As one of Japan’s representative tourist destinations, the Asakusa district never ceases to attract people looking for a taste of traditional downtown Tokyo. The 30 million visitors it draws each year are a testament to its popularity.
Typically, an Asakusa tour starts by entering the Kaminarimon Gate of Sensoji Temple, the district’s definitive symbol and landmark. With its enormous red paper lantern hanging from the middle beam, it is one of the most recognizable sites in Japanese travel photos.
Inside is Nakamise, one of the city’s oldest surviving arcades, with a history dating back to the Edo Period (1603-1868).
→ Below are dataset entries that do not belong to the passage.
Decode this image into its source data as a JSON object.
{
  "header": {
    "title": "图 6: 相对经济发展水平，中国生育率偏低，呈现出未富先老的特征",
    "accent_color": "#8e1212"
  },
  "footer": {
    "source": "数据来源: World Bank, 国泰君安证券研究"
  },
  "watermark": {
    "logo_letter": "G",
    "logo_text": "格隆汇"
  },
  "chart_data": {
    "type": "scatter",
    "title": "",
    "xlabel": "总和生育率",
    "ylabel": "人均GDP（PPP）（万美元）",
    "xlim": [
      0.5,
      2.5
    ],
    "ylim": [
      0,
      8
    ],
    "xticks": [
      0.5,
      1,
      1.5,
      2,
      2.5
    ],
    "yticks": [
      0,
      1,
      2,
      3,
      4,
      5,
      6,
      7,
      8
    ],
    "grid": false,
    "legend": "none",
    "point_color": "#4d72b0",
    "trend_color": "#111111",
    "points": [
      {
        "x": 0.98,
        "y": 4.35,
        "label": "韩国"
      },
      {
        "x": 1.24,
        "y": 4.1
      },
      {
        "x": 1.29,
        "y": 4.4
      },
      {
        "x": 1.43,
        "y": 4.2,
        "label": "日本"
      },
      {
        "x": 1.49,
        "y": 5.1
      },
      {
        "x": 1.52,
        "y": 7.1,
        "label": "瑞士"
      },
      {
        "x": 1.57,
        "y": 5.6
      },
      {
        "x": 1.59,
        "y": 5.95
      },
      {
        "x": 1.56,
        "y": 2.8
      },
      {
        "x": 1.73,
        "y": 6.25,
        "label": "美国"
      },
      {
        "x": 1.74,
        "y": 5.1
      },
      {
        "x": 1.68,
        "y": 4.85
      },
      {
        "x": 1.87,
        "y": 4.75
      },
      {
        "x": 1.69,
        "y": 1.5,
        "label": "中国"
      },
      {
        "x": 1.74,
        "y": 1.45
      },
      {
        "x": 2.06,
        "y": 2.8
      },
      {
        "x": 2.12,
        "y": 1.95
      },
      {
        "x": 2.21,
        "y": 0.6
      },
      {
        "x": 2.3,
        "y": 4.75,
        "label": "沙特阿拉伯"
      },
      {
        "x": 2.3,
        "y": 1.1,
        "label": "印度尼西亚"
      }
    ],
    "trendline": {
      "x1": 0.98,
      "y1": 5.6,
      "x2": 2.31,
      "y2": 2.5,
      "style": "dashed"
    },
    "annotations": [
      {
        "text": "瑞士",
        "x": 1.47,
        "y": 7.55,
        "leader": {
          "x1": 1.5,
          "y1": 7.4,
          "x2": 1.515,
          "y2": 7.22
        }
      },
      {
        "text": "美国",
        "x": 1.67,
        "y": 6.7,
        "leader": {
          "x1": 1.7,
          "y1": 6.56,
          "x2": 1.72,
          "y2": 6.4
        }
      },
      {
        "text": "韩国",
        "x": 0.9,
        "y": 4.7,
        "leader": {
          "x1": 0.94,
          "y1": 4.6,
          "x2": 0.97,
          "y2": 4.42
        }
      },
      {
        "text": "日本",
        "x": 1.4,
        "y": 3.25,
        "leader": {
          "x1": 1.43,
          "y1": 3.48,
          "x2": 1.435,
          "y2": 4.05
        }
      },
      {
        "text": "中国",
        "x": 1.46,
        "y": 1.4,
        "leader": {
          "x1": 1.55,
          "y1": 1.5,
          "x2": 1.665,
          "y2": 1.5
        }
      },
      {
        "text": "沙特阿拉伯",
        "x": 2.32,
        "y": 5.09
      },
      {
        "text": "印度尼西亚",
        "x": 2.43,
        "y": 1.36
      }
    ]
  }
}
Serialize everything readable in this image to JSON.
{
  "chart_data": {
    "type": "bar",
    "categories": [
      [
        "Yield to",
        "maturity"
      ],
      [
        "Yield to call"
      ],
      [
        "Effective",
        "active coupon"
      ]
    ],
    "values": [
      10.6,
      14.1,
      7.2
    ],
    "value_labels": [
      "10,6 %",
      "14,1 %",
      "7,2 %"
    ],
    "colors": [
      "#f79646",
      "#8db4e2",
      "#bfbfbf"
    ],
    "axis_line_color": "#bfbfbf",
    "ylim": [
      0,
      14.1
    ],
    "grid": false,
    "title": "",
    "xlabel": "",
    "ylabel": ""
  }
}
While some shops sell tacky souvenirs targeting tourists, others are more established and have been in place for more than a century.
At the end of the long row of shops is the main building of Tokyo’s oldest temple, which, according to legend, was built in 628 to enshrine a statue of the Buddhist goddess of mercy that had been salvaged from the nearby Sumida River.
The area flourished through the Meiji and Showa eras and played an important role in spreading popular forms of entertainment, including kabuki and “yose rakugo” houses, but gradually lost its sheen as a cultural center after 1964, the year Tokyo hosted Japan’s first Olympics.
Alarmed by its declining popularity, residents have made various attempts to revitalize Asakusa, including holding an annual Samba Carnival and lighting up Kaminarimon and Sensoji.
Thanks to these efforts, as well as the 2012 opening of nearby Tokyo Skytree, the world’s tallest broadcasting tower, Asakusa’s popularity is now back on an upward trajectory.
The area is undergoing redevelopment targeted at the increase in international tourism expected ahead of the 2020 Tokyo Olympics.
This section, appearing on the first Monday of each month, offers a snapshot view of areas that may interest tourists. It is published on Tuesday this week because there was no paper Monday due to the press holiday.